掃除は森田さんが引き受けてくれるようで、私はなぜか草下さんに連れられて蓮様の部屋を後にした。
「あの、草下さん……」
「佐藤。とりあえず傷口洗っとけ」
彼に言われるがまま、バスルームの洗面所で蛇口を捻る。少し染みたけれど、今はそんな痛みなんてどうでも良かった。
視界がぼやけている。思考も霞んでいる。
なんて情けないんだろう。私情を挟んでしまうなんて、言語道断だ。
「……佐藤。お前さ、」
草下さんが気遣わしげに口を開く。優しい彼にまで叱責をさせてしまうのだろうか、と気分は根底に沈んだ。
「お前、蓮様のこと、」
「草下さん」
耐え切れずに、彼の言葉を遮る。その先は、聞きたくなかった。
「ごめんなさい。言わないで下さい。……なかったことにする、ので」
「なかったこと、って」
酷く戸惑ったような声が、頭上から降る。
この気持ちを抱えていても、いいことなんて一つもない。自分の首を絞めるだけだし、蓮様にご迷惑をおかけするだけだ。

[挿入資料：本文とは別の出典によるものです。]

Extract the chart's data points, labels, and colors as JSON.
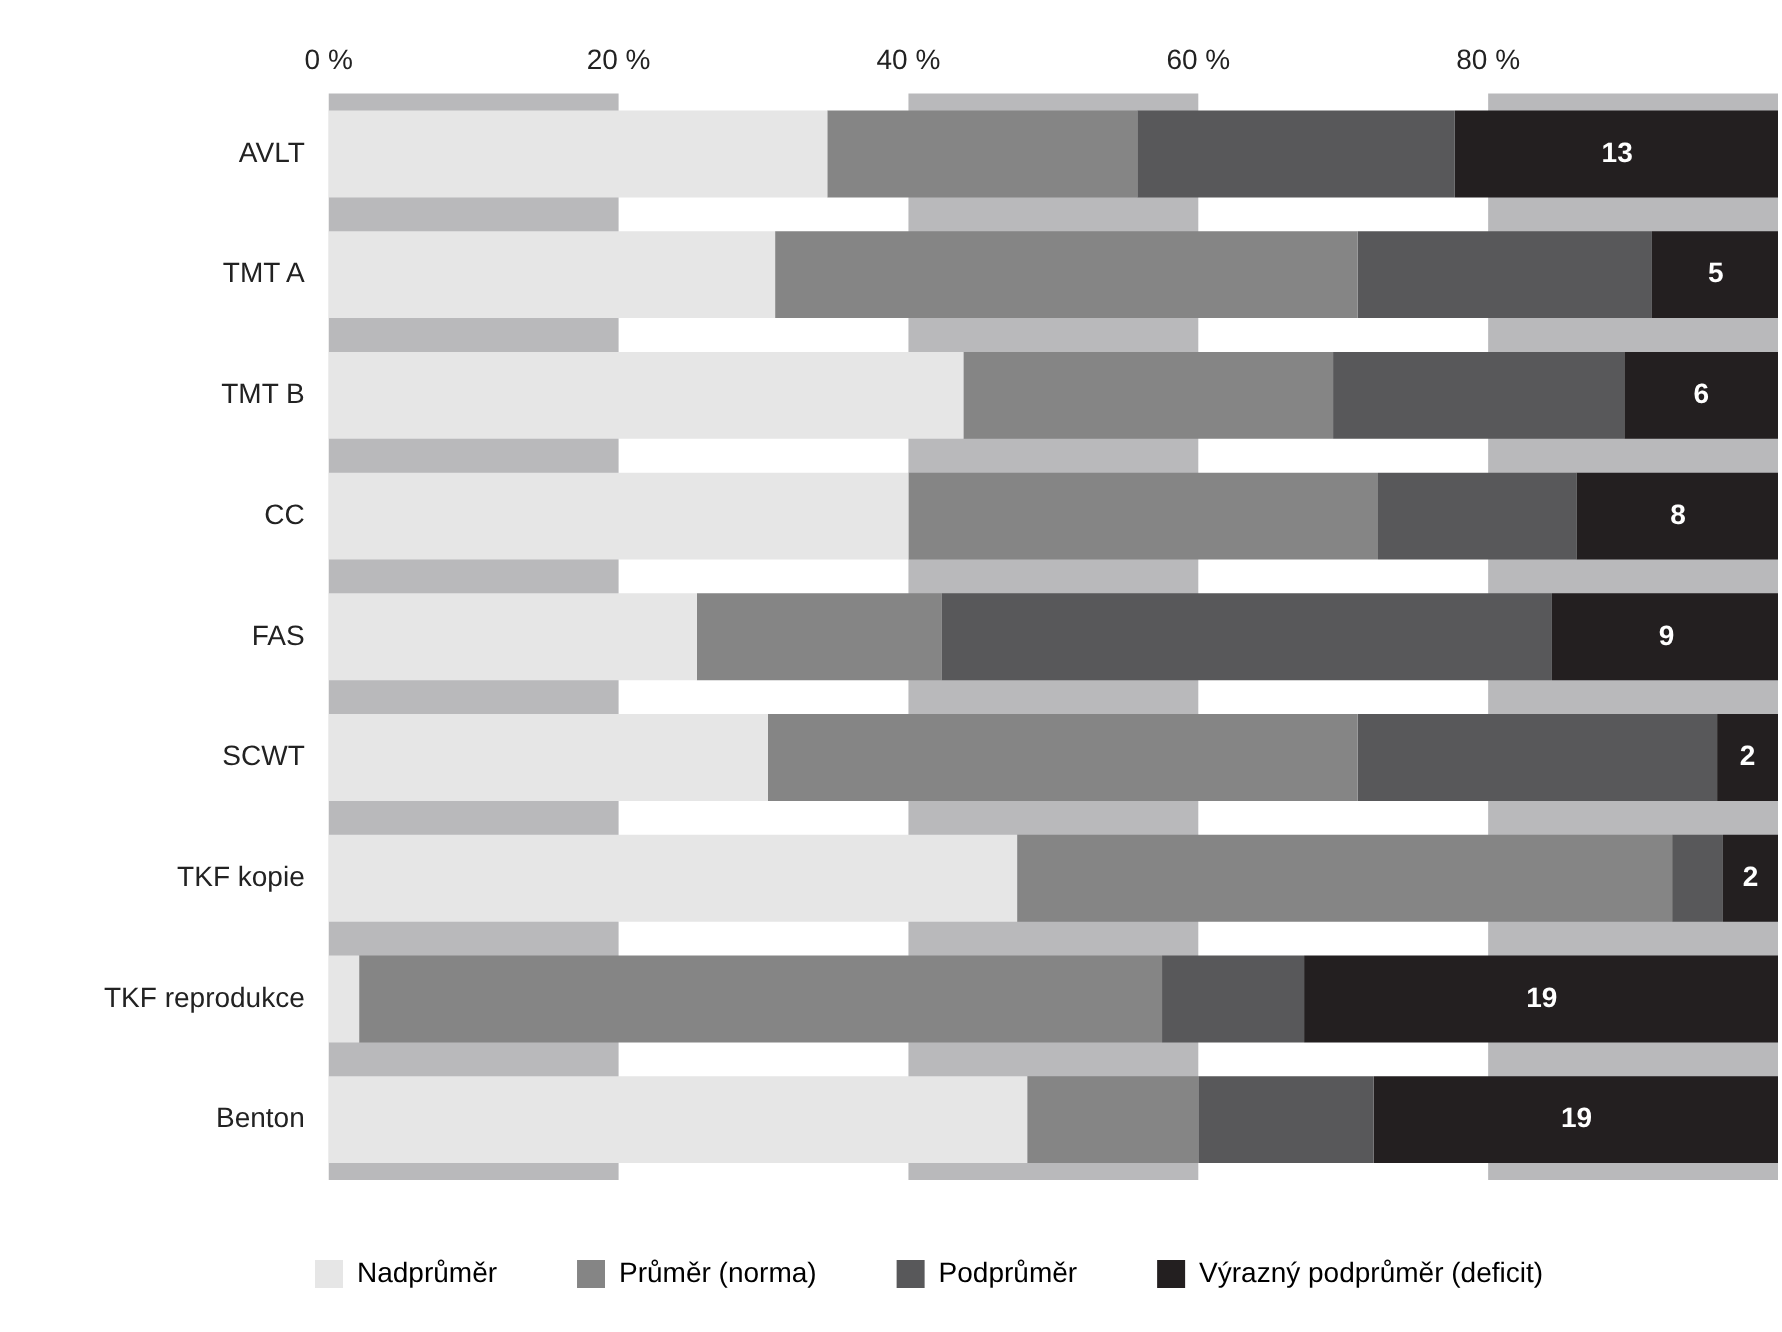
{
  "chart_data": {
    "type": "bar",
    "orientation": "horizontal",
    "stacked": true,
    "categories": [
      "AVLT",
      "TMT A",
      "TMT B",
      "CC",
      "FAS",
      "SCWT",
      "TKF kopie",
      "TKF reprodukce",
      "Benton"
    ],
    "series": [
      {
        "name": "Nadprůměr",
        "color": "#e6e6e6",
        "values": [
          34.4,
          30.8,
          43.8,
          40,
          25.4,
          30.3,
          47.5,
          2.1,
          48.2
        ]
      },
      {
        "name": "Průměr (norma)",
        "color": "#858585",
        "values": [
          21.4,
          40.2,
          25.5,
          32.4,
          16.9,
          40.7,
          45.2,
          55.4,
          11.8
        ]
      },
      {
        "name": "Podprůměr",
        "color": "#58585a",
        "values": [
          21.9,
          20.3,
          20.1,
          13.7,
          42.1,
          24.8,
          3.5,
          9.8,
          12.1
        ]
      },
      {
        "name": "Výrazný podprůměr (deficit)",
        "color": "#231f20",
        "values": [
          22.3,
          8.7,
          10.6,
          13.9,
          15.6,
          4.2,
          3.8,
          32.7,
          27.9
        ]
      }
    ],
    "annotations": [
      {
        "text": "13",
        "x": 88.9,
        "y": "AVLT"
      },
      {
        "text": "5",
        "x": 95.7,
        "y": "TMT A"
      },
      {
        "text": "6",
        "x": 94.7,
        "y": "TMT B"
      },
      {
        "text": "8",
        "x": 93.1,
        "y": "CC"
      },
      {
        "text": "9",
        "x": 92.3,
        "y": "FAS"
      },
      {
        "text": "2",
        "x": 97.9,
        "y": "SCWT"
      },
      {
        "text": "2",
        "x": 98.1,
        "y": "TKF kopie"
      },
      {
        "text": "19",
        "x": 83.7,
        "y": "TKF reprodukce"
      },
      {
        "text": "19",
        "x": 86.1,
        "y": "Benton"
      }
    ],
    "xlim": [
      0,
      100
    ],
    "xticks": [
      {
        "value": 0,
        "label": "0 %"
      },
      {
        "value": 20,
        "label": "20 %"
      },
      {
        "value": 40,
        "label": "40 %"
      },
      {
        "value": 60,
        "label": "60 %"
      },
      {
        "value": 80,
        "label": "80 %"
      }
    ],
    "bands": [
      {
        "axis": "x",
        "from": 0,
        "to": 20,
        "color": "#b9b9bb"
      },
      {
        "axis": "x",
        "from": 40,
        "to": 60,
        "color": "#b9b9bb"
      },
      {
        "axis": "x",
        "from": 80,
        "to": 100,
        "color": "#b9b9bb"
      }
    ],
    "grid": false,
    "legend": "bottom"
  }
}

蛇口を捻った。ひたすら捻った。全開にして、水圧が大きくなったところで顔を突っ込む。
「佐藤、」
じゃばじゃばと流れていく水の音だけを、ただじっと聞いていた。冷たさが顔面から直接脳髄に訴えかけてくるようで、心地いい。
決別しなければ。割り切れない気持ちを、割り切る以外に方法はないのだから。